Perhaps the media are once again rushing to judgment. After all, no one has yet been convicted of the crime. But as the Oklahoma City bombing is increasingly connected to heavily armed, “freedom loving” right-wingers, we may soon begin to redefine our domestic villains. Before the turn of the century (in labor strife), again in the teens and 1920s (during the mostly trumped-up Red Scare) and in the 1970s (against the radical Weather Underground), conservative governments routinely invoked national-security threats in order to infiltrate and suppress left-wing terrorists who were planting bombs in the United States. Now the tables have turned, and we’ll see how far a post-cold-war government will go toward infiltrating and suppressing right-wing terrorist groups. This will require changes in law and attitude. In the name of security, it could lead to restrictions on the right to build and maintain private armies. More immediately, NRA-backed bills aimed at hindering the ability of federal agents to search for guns will likely be set back, not to mention GOP efforts to lift the assault weapons ban.

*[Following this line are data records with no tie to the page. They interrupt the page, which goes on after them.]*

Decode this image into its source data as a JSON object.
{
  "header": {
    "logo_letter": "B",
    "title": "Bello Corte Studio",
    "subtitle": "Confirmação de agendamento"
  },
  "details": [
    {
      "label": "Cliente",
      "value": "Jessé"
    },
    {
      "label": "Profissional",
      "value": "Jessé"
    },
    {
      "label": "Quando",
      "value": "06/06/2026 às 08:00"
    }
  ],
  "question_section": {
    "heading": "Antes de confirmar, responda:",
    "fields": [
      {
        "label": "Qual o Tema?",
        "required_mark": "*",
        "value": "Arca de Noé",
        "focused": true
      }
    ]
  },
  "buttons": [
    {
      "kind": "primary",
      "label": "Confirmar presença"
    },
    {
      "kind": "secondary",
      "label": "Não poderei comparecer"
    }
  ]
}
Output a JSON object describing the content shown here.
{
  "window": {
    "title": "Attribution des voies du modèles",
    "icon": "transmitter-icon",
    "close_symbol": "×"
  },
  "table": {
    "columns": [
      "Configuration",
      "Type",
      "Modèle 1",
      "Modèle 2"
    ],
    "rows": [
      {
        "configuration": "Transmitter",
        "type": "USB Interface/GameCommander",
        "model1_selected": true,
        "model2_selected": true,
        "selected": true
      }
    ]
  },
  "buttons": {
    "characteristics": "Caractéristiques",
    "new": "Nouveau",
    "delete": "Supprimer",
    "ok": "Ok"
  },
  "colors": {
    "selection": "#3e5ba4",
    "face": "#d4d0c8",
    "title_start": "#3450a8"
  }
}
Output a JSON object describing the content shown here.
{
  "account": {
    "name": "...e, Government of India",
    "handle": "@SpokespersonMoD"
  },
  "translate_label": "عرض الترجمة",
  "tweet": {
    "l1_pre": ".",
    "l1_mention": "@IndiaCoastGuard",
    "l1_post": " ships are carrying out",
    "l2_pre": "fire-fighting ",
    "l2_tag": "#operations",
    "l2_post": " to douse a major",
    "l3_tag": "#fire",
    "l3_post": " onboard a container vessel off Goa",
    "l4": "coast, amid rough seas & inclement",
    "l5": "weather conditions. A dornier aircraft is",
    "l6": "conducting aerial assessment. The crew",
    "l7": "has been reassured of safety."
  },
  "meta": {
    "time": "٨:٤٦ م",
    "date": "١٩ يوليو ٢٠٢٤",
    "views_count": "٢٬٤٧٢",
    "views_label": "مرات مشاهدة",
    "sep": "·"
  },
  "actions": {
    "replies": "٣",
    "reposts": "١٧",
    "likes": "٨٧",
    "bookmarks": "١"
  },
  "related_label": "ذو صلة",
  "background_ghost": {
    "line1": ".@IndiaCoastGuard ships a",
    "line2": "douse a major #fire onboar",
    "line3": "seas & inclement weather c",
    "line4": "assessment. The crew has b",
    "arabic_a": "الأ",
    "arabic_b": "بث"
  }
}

The militia movement has mostly operated below the country’s radar-this despite the fact that the numbers of violent right-wing extremists dwarf those of the much more publicized left-wing radicals of the past. But leftists were easier to stigmatize as “Other” -agents of international communism, the enemy within. Right-wing groups are much harder to stereotype, which makes the need for vigilance against them all the stronger. They look like mainstream Americans (white, male, rural, blue collar), and their selfproclaimed patriotism masks their sometimes treasonous intent. If they are not us, they are close enough. Before long, we may even before jumping to conclusions about ourselves.